投稿日 2024.05.09 更新日 2024.05.09

 浮島は帰りの電車の中で思案に暮れていた。

 作戦を綿密に練り上げる必要がある⋯とりあえず、今週末にそれをよく考えて、週明けの月曜日にも、木口に詳細を提案するつもりだ。

 しかし⋯⋯

 木口の一件と言い⋯⋯

 法政大の更梨の不可解な行動と言い⋯⋯

 思わぬ形で表面化した問題⋯⋯いや、浮島の霊能力をもってすれば、いずれも些細なものに過ぎないのだが⋯⋯

 そんなちょっとした不確定要素が気になり始めた。

「木口君の件は保留にするとして⋯⋯更梨と言う男は本当に謎だ」

 学生の身でありながら、著名なオカルト研究家として広く活動していた。彼の業績はオカルト雑誌モーにも紹介されていたほどである。
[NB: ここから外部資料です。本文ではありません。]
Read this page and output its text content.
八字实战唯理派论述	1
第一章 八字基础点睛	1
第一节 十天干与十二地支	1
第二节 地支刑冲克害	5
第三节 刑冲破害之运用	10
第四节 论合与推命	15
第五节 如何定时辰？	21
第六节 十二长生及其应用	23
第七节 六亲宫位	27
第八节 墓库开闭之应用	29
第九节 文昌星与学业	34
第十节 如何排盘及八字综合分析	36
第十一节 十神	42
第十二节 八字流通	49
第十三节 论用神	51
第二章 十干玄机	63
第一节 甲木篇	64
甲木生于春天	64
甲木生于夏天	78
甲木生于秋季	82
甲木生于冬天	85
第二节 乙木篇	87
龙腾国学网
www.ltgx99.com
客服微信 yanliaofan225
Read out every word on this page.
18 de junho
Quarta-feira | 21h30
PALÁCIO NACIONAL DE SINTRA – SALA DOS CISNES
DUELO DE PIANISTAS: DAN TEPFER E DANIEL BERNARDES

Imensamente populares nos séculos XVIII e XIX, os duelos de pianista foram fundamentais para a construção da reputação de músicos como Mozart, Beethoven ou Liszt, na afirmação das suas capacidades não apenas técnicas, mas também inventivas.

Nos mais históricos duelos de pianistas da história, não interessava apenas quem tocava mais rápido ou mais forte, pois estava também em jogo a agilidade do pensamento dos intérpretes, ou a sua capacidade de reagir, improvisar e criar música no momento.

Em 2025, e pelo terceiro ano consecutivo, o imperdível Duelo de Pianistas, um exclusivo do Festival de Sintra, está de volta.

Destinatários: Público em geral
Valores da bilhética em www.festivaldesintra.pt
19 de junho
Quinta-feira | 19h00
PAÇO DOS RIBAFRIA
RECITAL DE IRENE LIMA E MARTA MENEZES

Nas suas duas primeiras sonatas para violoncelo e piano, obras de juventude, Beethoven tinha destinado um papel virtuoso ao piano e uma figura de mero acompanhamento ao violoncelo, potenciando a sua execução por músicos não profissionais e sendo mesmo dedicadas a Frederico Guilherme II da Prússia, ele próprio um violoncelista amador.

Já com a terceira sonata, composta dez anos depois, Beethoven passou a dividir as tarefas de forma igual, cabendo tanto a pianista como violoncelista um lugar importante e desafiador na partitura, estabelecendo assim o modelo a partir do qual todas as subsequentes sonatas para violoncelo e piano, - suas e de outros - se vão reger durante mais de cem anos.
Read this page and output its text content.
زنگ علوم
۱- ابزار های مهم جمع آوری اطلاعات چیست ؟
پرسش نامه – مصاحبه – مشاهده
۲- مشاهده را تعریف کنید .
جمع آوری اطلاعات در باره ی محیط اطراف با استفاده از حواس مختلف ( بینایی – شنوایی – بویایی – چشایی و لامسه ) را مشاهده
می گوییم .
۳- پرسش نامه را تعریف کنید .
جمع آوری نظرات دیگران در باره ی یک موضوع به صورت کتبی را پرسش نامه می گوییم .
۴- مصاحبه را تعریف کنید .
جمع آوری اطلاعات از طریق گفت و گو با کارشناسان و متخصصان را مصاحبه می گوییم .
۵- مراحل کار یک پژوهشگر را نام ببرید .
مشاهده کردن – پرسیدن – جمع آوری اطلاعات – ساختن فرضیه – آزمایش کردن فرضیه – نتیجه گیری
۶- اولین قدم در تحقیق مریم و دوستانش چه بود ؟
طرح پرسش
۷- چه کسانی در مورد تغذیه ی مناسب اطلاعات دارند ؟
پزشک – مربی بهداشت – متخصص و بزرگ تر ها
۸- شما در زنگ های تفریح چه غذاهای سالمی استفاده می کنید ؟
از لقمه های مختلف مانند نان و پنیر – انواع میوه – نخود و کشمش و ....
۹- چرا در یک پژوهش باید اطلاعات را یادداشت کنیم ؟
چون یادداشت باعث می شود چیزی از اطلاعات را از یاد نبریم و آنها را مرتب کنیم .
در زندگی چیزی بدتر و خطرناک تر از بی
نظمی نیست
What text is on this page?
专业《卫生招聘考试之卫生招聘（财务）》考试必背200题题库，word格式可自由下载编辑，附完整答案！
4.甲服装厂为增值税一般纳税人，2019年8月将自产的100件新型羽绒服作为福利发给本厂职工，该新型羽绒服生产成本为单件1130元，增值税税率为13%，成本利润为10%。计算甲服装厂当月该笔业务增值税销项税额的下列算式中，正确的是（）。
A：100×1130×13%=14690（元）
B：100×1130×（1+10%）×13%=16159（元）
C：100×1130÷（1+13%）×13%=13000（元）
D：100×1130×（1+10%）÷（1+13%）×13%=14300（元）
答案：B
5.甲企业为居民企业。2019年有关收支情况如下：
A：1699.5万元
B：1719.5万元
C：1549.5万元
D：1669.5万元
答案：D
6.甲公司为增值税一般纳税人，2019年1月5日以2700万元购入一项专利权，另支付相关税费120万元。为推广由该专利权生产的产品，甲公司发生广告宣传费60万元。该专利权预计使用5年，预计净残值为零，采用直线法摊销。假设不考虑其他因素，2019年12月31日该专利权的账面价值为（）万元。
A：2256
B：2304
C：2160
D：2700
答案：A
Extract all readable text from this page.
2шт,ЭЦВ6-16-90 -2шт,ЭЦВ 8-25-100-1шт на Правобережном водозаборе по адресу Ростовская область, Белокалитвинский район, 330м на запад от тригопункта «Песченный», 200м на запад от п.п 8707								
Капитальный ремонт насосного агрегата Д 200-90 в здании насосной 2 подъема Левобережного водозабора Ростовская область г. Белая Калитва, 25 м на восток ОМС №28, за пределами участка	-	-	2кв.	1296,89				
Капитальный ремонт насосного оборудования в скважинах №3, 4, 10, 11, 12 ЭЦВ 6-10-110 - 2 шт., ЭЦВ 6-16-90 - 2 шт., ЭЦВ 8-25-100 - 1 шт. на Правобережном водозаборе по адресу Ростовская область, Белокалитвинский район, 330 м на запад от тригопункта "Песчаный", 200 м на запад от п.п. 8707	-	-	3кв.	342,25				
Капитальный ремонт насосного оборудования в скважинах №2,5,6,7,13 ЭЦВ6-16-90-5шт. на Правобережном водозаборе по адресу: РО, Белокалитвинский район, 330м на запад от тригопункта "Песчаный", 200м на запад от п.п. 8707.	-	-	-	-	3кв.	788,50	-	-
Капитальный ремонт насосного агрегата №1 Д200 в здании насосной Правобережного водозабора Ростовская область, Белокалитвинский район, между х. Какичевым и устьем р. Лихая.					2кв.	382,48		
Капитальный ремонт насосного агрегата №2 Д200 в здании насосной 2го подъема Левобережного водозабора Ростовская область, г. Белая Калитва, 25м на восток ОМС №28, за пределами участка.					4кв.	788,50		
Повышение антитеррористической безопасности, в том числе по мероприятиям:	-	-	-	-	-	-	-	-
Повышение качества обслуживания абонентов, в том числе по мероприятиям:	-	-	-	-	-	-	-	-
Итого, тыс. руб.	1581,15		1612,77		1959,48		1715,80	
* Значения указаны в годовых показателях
 しかし、ネット上では顔写真は一枚も見かけない。出身地や出身高などの情報も不明である。男性で法学部の学生である以外、何も分からなかった。

 気になる彼のオカルト研究であるが⋯⋯

「彼は霊視が得意らしいな」

 浮島はスマホを食い入るように見つめる。オカルト雑誌モーの公式サイトに掲載していった、更梨のオカルト研究に関するページを閲覧していた。

「彼の霊能力がどれほどのものか⋯⋯」

 タルパ界隈は玉石混淆の世界である。

 本当にどうしようもない者たちが多くを占める世界であるが⋯⋯中には本物もいる。幸い、浮島のものと比べ遠く及ばないレベルのものばかりであったが、更梨は例外と見えるべきだろう。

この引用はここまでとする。